Aslında üzerinde düşünüldüğünde Sudan’ın bugün Türkiye’nin ihtiyacı olan bir çok imkanı, potansiyeli barındırdığını görebiliriz. Türkiye Afrika’ya açılımı stratejik bir politika olarak benimsemişti ama bu açılımda gerek lojistik, gerek siyasi, gerekse de insan kaynağı olarak en önemli merkezlerden biri olan Sudan’ı yeterince değerlendiremiyor. Üstelik Sudan bütün kapılarını, bütün imkanlarını Türkiye’ye sonuna kadar açtığı halde.
Ülke üzerinde yirmi yıldır uygulanmakta olan haksız ambargo yüzünden bazı ilişkileri geliştirmenin zorlukları olduğunda kuşku yok, ancak o zorluklarla beraber bazı kolaylıklar da var ama bu kolaylıkları tabi bulup ortaya çıkarmak lazım. O zahmete katlanıldığında verimi çok daha büyük oluyor.
Bu vesileyle, aslında iş dünyamızda değişen bazı eğilimlere temas etmekte fayda var. Ne yazık ki iş dünyamız, çok garantili olmayan işlere girişmeme alışkanlığını yeniden benimsemeye başlamış durumda.

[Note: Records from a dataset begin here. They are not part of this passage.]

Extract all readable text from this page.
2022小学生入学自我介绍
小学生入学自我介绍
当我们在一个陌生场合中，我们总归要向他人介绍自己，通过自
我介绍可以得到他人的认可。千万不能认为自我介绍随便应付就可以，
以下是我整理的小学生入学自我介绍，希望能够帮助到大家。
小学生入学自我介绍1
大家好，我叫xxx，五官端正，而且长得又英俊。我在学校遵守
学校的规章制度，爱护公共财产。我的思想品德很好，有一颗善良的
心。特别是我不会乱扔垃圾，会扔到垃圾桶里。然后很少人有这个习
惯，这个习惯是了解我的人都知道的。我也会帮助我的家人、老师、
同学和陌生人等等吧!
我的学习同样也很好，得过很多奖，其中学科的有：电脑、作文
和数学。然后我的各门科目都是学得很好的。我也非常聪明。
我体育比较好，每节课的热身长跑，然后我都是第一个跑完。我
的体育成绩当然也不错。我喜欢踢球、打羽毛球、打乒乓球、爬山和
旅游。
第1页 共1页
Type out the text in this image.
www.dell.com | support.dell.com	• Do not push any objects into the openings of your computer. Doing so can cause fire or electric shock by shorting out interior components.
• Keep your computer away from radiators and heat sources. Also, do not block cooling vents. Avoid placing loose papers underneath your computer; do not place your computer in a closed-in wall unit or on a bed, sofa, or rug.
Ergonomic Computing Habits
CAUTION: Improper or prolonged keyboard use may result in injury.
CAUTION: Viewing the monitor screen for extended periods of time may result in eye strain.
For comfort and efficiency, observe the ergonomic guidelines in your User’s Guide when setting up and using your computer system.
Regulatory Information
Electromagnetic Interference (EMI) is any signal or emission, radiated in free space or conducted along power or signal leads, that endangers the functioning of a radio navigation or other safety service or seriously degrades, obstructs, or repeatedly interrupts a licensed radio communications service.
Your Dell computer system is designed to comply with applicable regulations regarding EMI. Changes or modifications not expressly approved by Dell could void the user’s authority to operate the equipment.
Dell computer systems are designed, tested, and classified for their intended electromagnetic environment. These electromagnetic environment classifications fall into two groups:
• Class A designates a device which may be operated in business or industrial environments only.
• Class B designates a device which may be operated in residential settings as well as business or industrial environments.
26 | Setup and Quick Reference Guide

“Yeniden” diyoruz ki, bu özellik Cumhuriyetin kuruluşuyla birlikte palazlandırılarak hep kayırılmış olan sözümona “merkez sermayenin” tipik özelliğiydi. Hiç bir risk almadan, devlet garantili işlerle çalışmak, yatırımın içerdiği risklerden kaçarak illa ki devlet ihalelerinin garantörlüğüne sığınmak…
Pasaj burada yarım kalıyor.